As it turns out (analysis here: https://www.thedelphigeek.com/2019/04/fastmm4-large-memory.html), allocating memory blocks with MEM_TOP_DOWN can bring in 5-15% penalty.

I'm proposing adding conditional symbol AllocateLargeBlocksTopDown. If it is defined, large blocks are allocated with MEM_TOP_DOWN, otherwise they are not.

By default, AllocateLargeBlocksTopDown should not be defined.

pleriche commented 5 years ago

Hi Primoz,

Apologies for the long delay in responding. Things have been crazy busy.

With regards to MEM_TOP_DOWN being used for large blocks: The peformance penalty is a known factor, but there are benefits to allocating large blocks from the top down that outweigh the performance cost - at least in the tests I have done.

Segregating large and medium block pools at the two ends of the address space reduces address space fragmentation: Medium block pools are of a fixed size, so when a medium block pool is freed the space it occupied will most likely be reusable for the next medium block pool that is allocated. If large blocks were allowed to intersperse with medium blocks then fragmentation would increase. Additionally, the "segmented large block" feature would not work well if large blocks were interspersed with medium block pools.

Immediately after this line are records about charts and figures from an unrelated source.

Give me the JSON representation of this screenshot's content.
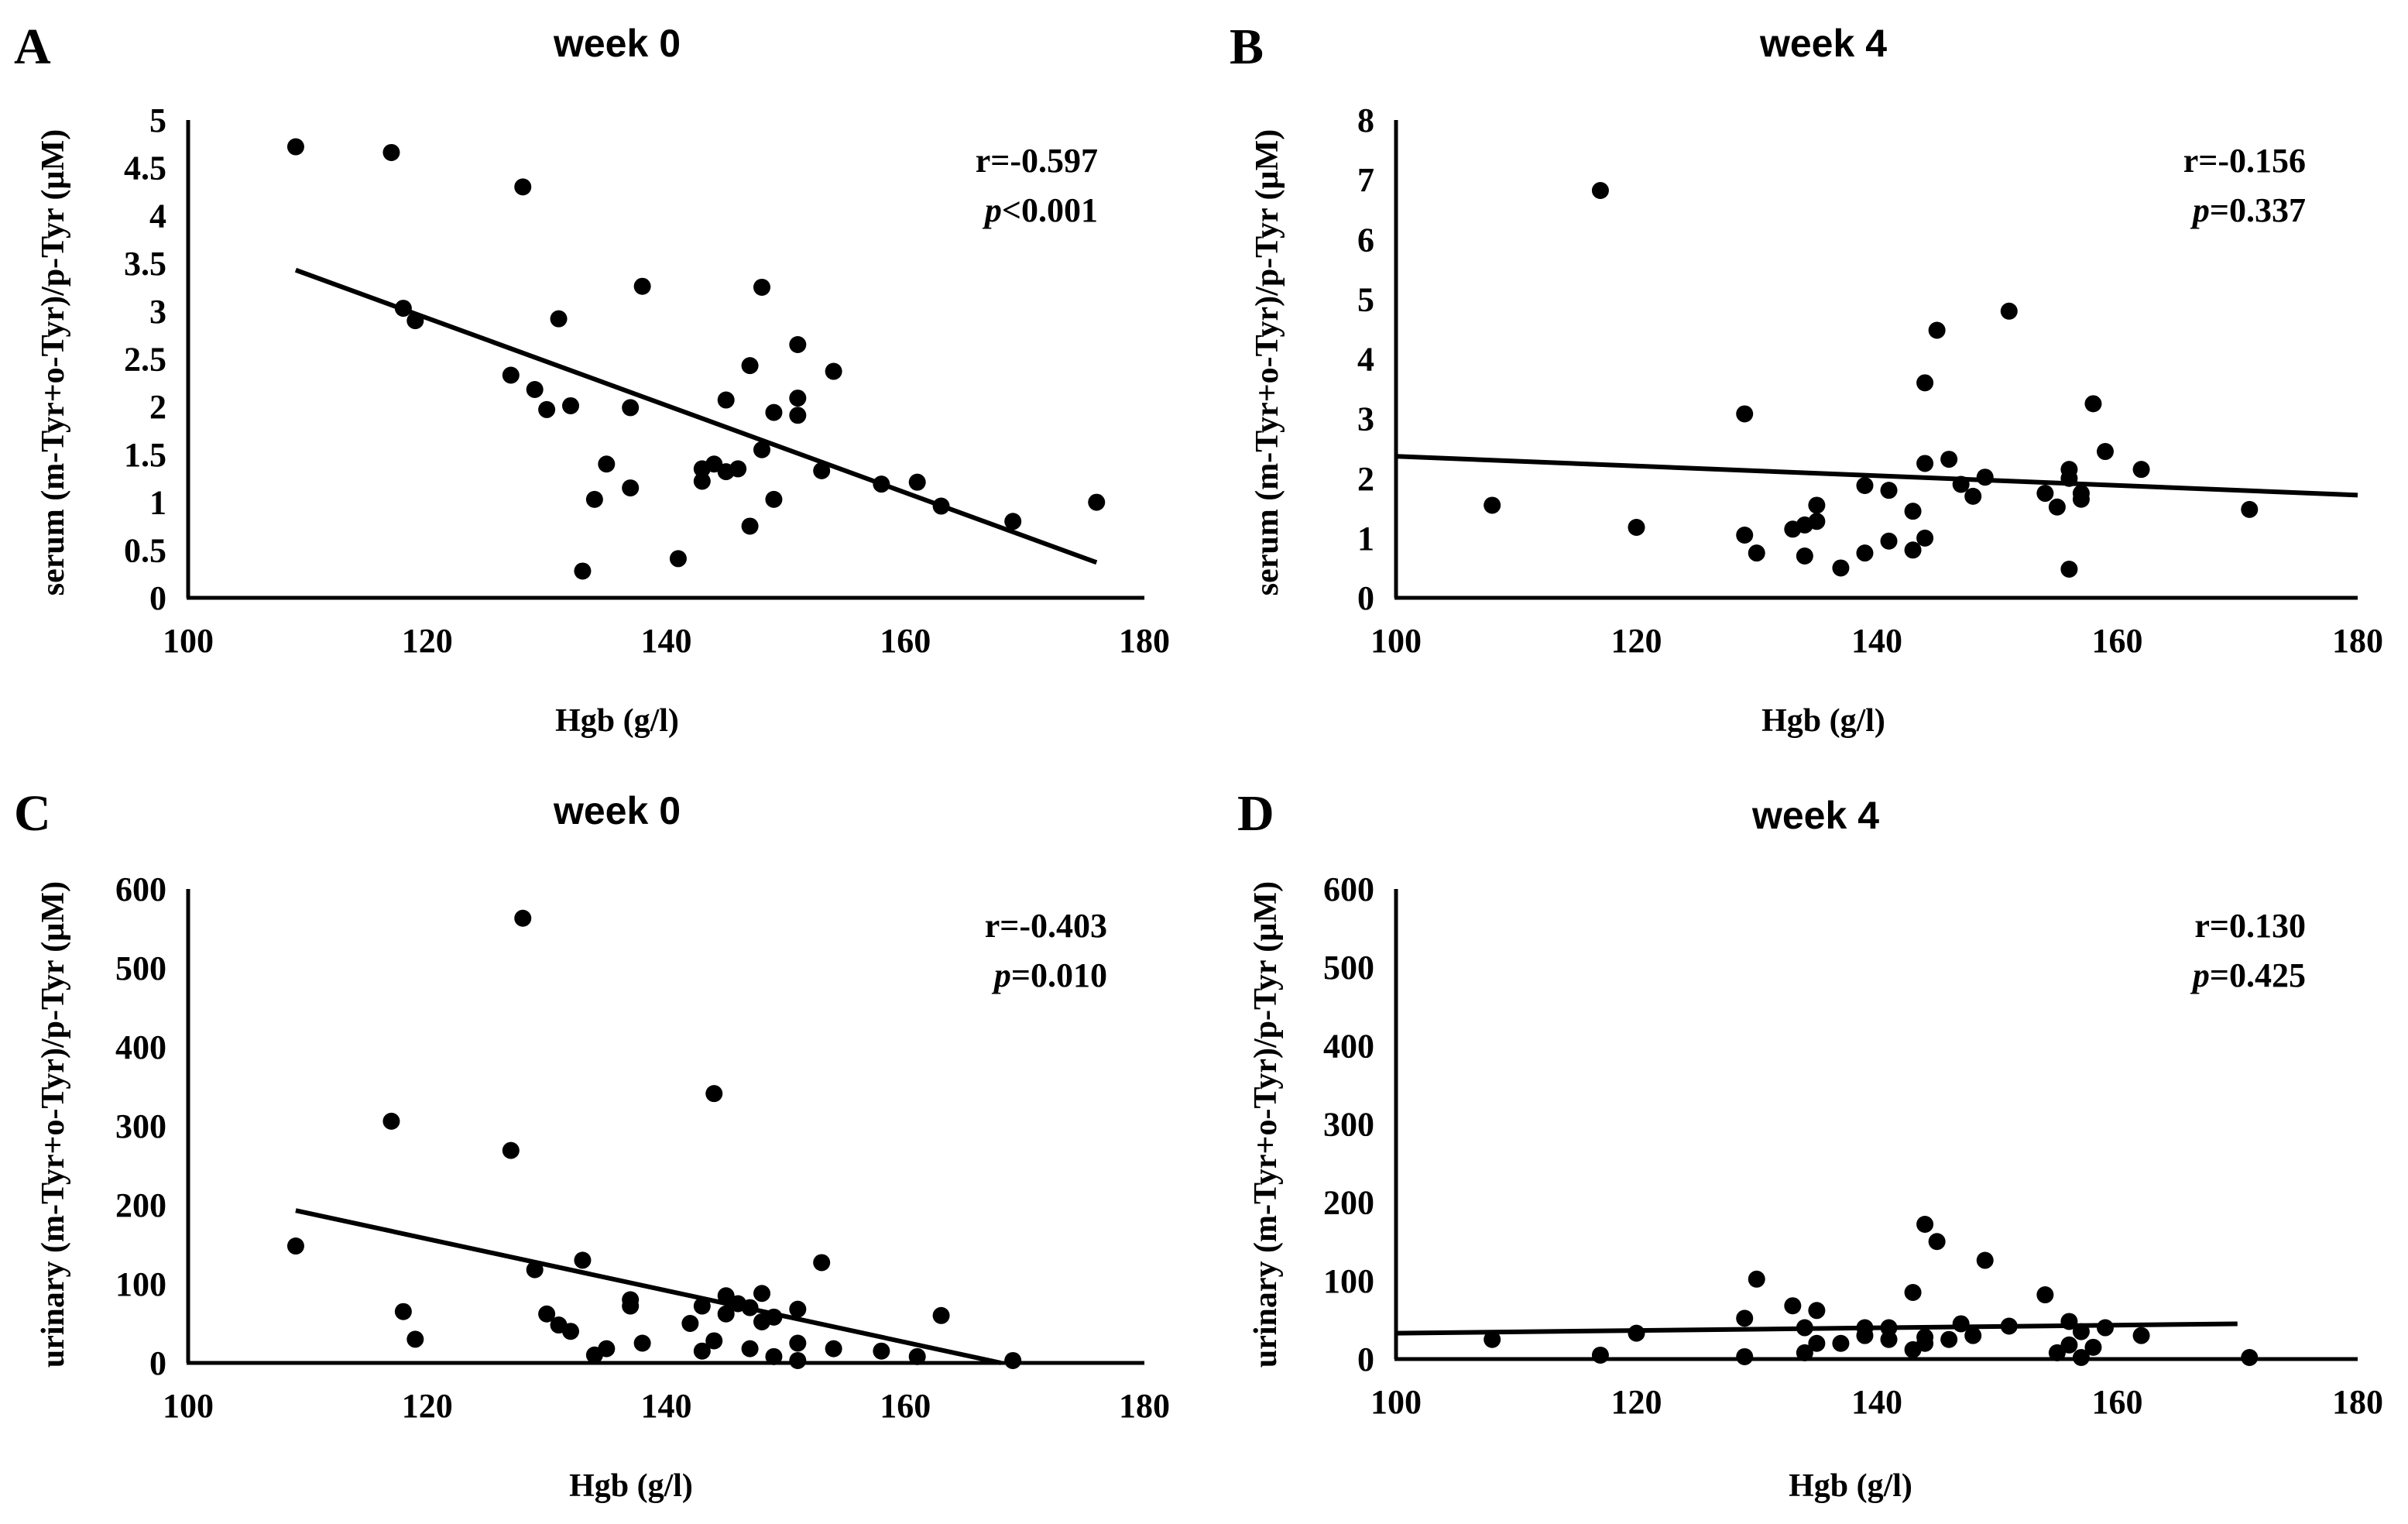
{
  "figure": {
    "panels": [
      {
        "letter": "A",
        "stat_r": "r=-0.597",
        "stat_p_symbol": "p",
        "stat_p_rest": "<0.001"
      },
      {
        "letter": "B",
        "stat_r": "r=-0.156",
        "stat_p_symbol": "p",
        "stat_p_rest": "=0.337"
      },
      {
        "letter": "C",
        "stat_r": "r=-0.403",
        "stat_p_symbol": "p",
        "stat_p_rest": "=0.010"
      },
      {
        "letter": "D",
        "stat_r": "r=0.130",
        "stat_p_symbol": "p",
        "stat_p_rest": "=0.425"
      }
    ]
  },
  "chart_data": [
    {
      "type": "scatter",
      "title": "week 0",
      "xlabel": "Hgb (g/l)",
      "ylabel": "serum (m-Tyr+o-Tyr)/p-Tyr  (µM)",
      "xlim": [
        100,
        180
      ],
      "ylim": [
        0,
        5
      ],
      "xticks": [
        "100",
        "120",
        "140",
        "160",
        "180"
      ],
      "yticks": [
        "0",
        "0.5",
        "1",
        "1.5",
        "2",
        "2.5",
        "3",
        "3.5",
        "4",
        "4.5",
        "5"
      ],
      "xtick_values": [
        100,
        120,
        140,
        160,
        180
      ],
      "ytick_values": [
        0,
        0.5,
        1,
        1.5,
        2,
        2.5,
        3,
        3.5,
        4,
        4.5,
        5
      ],
      "points": [
        [
          109,
          4.72
        ],
        [
          117,
          4.66
        ],
        [
          118,
          3.03
        ],
        [
          119,
          2.9
        ],
        [
          127,
          2.33
        ],
        [
          128,
          4.3
        ],
        [
          129,
          2.18
        ],
        [
          130,
          1.97
        ],
        [
          131,
          2.92
        ],
        [
          132,
          2.01
        ],
        [
          133,
          0.28
        ],
        [
          134,
          1.03
        ],
        [
          135,
          1.4
        ],
        [
          137,
          1.15
        ],
        [
          137,
          1.99
        ],
        [
          138,
          3.26
        ],
        [
          141,
          0.41
        ],
        [
          143,
          1.22
        ],
        [
          143,
          1.35
        ],
        [
          144,
          1.4
        ],
        [
          145,
          2.07
        ],
        [
          145,
          1.32
        ],
        [
          146,
          1.35
        ],
        [
          147,
          2.43
        ],
        [
          147,
          0.75
        ],
        [
          148,
          3.25
        ],
        [
          148,
          1.55
        ],
        [
          149,
          1.03
        ],
        [
          149,
          1.94
        ],
        [
          151,
          2.65
        ],
        [
          151,
          2.09
        ],
        [
          151,
          1.91
        ],
        [
          153,
          1.33
        ],
        [
          154,
          2.37
        ],
        [
          158,
          1.19
        ],
        [
          161,
          1.21
        ],
        [
          163,
          0.96
        ],
        [
          169,
          0.8
        ],
        [
          176,
          1.0
        ]
      ],
      "trendline": {
        "x": [
          109,
          176
        ],
        "y": [
          3.43,
          0.37
        ]
      }
    },
    {
      "type": "scatter",
      "title": "week 4",
      "xlabel": "Hgb (g/l)",
      "ylabel": "serum (m-Tyr+o-Tyr)/p-Tyr  (µM)",
      "xlim": [
        100,
        180
      ],
      "ylim": [
        0,
        8
      ],
      "xticks": [
        "100",
        "120",
        "140",
        "160",
        "180"
      ],
      "yticks": [
        "0",
        "1",
        "2",
        "3",
        "4",
        "5",
        "6",
        "7",
        "8"
      ],
      "xtick_values": [
        100,
        120,
        140,
        160,
        180
      ],
      "ytick_values": [
        0,
        1,
        2,
        3,
        4,
        5,
        6,
        7,
        8
      ],
      "points": [
        [
          108,
          1.55
        ],
        [
          117,
          6.82
        ],
        [
          120,
          1.18
        ],
        [
          129,
          1.05
        ],
        [
          129,
          3.08
        ],
        [
          130,
          0.75
        ],
        [
          133,
          1.15
        ],
        [
          134,
          0.7
        ],
        [
          134,
          1.22
        ],
        [
          135,
          1.28
        ],
        [
          135,
          1.55
        ],
        [
          137,
          0.5
        ],
        [
          139,
          0.75
        ],
        [
          139,
          1.88
        ],
        [
          141,
          0.95
        ],
        [
          141,
          1.8
        ],
        [
          143,
          0.8
        ],
        [
          143,
          1.45
        ],
        [
          144,
          1.0
        ],
        [
          144,
          2.25
        ],
        [
          144,
          3.6
        ],
        [
          145,
          4.48
        ],
        [
          146,
          2.32
        ],
        [
          147,
          1.9
        ],
        [
          148,
          1.7
        ],
        [
          149,
          2.02
        ],
        [
          151,
          4.8
        ],
        [
          154,
          1.75
        ],
        [
          155,
          1.52
        ],
        [
          156,
          2.15
        ],
        [
          156,
          2.0
        ],
        [
          156,
          0.48
        ],
        [
          157,
          1.65
        ],
        [
          157,
          1.75
        ],
        [
          158,
          3.25
        ],
        [
          159,
          2.45
        ],
        [
          162,
          2.15
        ],
        [
          171,
          1.48
        ]
      ],
      "trendline": {
        "x": [
          100,
          180
        ],
        "y": [
          2.37,
          1.72
        ]
      }
    },
    {
      "type": "scatter",
      "title": "week 0",
      "xlabel": "Hgb (g/l)",
      "ylabel": "urinary (m-Tyr+o-Tyr)/p-Tyr  (µM)",
      "xlim": [
        100,
        180
      ],
      "ylim": [
        0,
        600
      ],
      "xticks": [
        "100",
        "120",
        "140",
        "160",
        "180"
      ],
      "yticks": [
        "0",
        "100",
        "200",
        "300",
        "400",
        "500",
        "600"
      ],
      "xtick_values": [
        100,
        120,
        140,
        160,
        180
      ],
      "ytick_values": [
        0,
        100,
        200,
        300,
        400,
        500,
        600
      ],
      "points": [
        [
          109,
          148
        ],
        [
          117,
          306
        ],
        [
          118,
          65
        ],
        [
          119,
          30
        ],
        [
          127,
          269
        ],
        [
          128,
          563
        ],
        [
          129,
          118
        ],
        [
          130,
          62
        ],
        [
          131,
          48
        ],
        [
          132,
          40
        ],
        [
          133,
          130
        ],
        [
          134,
          10
        ],
        [
          135,
          18
        ],
        [
          137,
          72
        ],
        [
          137,
          80
        ],
        [
          138,
          25
        ],
        [
          142,
          50
        ],
        [
          143,
          15
        ],
        [
          143,
          72
        ],
        [
          144,
          341
        ],
        [
          144,
          28
        ],
        [
          145,
          85
        ],
        [
          145,
          62
        ],
        [
          146,
          75
        ],
        [
          147,
          70
        ],
        [
          147,
          18
        ],
        [
          148,
          52
        ],
        [
          148,
          88
        ],
        [
          149,
          58
        ],
        [
          149,
          8
        ],
        [
          151,
          68
        ],
        [
          151,
          25
        ],
        [
          151,
          3
        ],
        [
          153,
          127
        ],
        [
          154,
          18
        ],
        [
          158,
          15
        ],
        [
          161,
          8
        ],
        [
          163,
          60
        ],
        [
          169,
          3
        ]
      ],
      "trendline": {
        "x": [
          109,
          168
        ],
        "y": [
          193,
          0
        ]
      }
    },
    {
      "type": "scatter",
      "title": "week 4",
      "xlabel": "Hgb (g/l)",
      "ylabel": "urinary (m-Tyr+o-Tyr)/p-Tyr  (µM)",
      "xlim": [
        100,
        180
      ],
      "ylim": [
        0,
        600
      ],
      "xticks": [
        "100",
        "120",
        "140",
        "160",
        "180"
      ],
      "yticks": [
        "0",
        "100",
        "200",
        "300",
        "400",
        "500",
        "600"
      ],
      "xtick_values": [
        100,
        120,
        140,
        160,
        180
      ],
      "ytick_values": [
        0,
        100,
        200,
        300,
        400,
        500,
        600
      ],
      "points": [
        [
          108,
          25
        ],
        [
          117,
          5
        ],
        [
          120,
          33
        ],
        [
          129,
          52
        ],
        [
          129,
          3
        ],
        [
          130,
          102
        ],
        [
          133,
          68
        ],
        [
          134,
          40
        ],
        [
          134,
          8
        ],
        [
          135,
          62
        ],
        [
          135,
          20
        ],
        [
          137,
          20
        ],
        [
          139,
          40
        ],
        [
          139,
          30
        ],
        [
          141,
          40
        ],
        [
          141,
          25
        ],
        [
          143,
          85
        ],
        [
          143,
          12
        ],
        [
          144,
          172
        ],
        [
          144,
          28
        ],
        [
          144,
          20
        ],
        [
          145,
          150
        ],
        [
          146,
          25
        ],
        [
          147,
          45
        ],
        [
          148,
          30
        ],
        [
          149,
          126
        ],
        [
          151,
          42
        ],
        [
          154,
          82
        ],
        [
          155,
          8
        ],
        [
          156,
          48
        ],
        [
          156,
          18
        ],
        [
          157,
          35
        ],
        [
          157,
          2
        ],
        [
          158,
          15
        ],
        [
          159,
          40
        ],
        [
          162,
          30
        ],
        [
          171,
          2
        ]
      ],
      "trendline": {
        "x": [
          100,
          170
        ],
        "y": [
          33,
          45
        ]
      }
    }
  ]
}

This design decision was made before the 64-bit version was added, (under which address space fragmentation is less of a concern), but the segmented large block feature would still be less effective.

Best regards, Pierre

gabr42 commented 5 years ago

Given the "segmented large block" problem, it is probably best to discard this pull request. Thanks for the explanation!

Dave-Novo commented 5 years ago

I think that leaving it as a compiler directive, with proper explanation of the pros and cons is still better than leaving as is. I am not sure how Pierre quantified the penalty induced by memory fragmentation vs the speed penalty of memory allocation with MEM_TOP_DOWN, but I am sure that it is situationally dependent. For those of us that do a lot of large block allocation, the speed benefit may outweigh any excess fragmentation. Fragmentation needs to be assessed in an typical usage scenario for a specific application so having the compiler define there at least allows us to easily do this profiling

baka0815 commented 5 years ago

@gabr42 I would second @Dave-Novo. Please include the compile switch in the include file (see my comment above) and disable it by default. That way one can choose if the speed benefits weighs more than the possible fragmentation.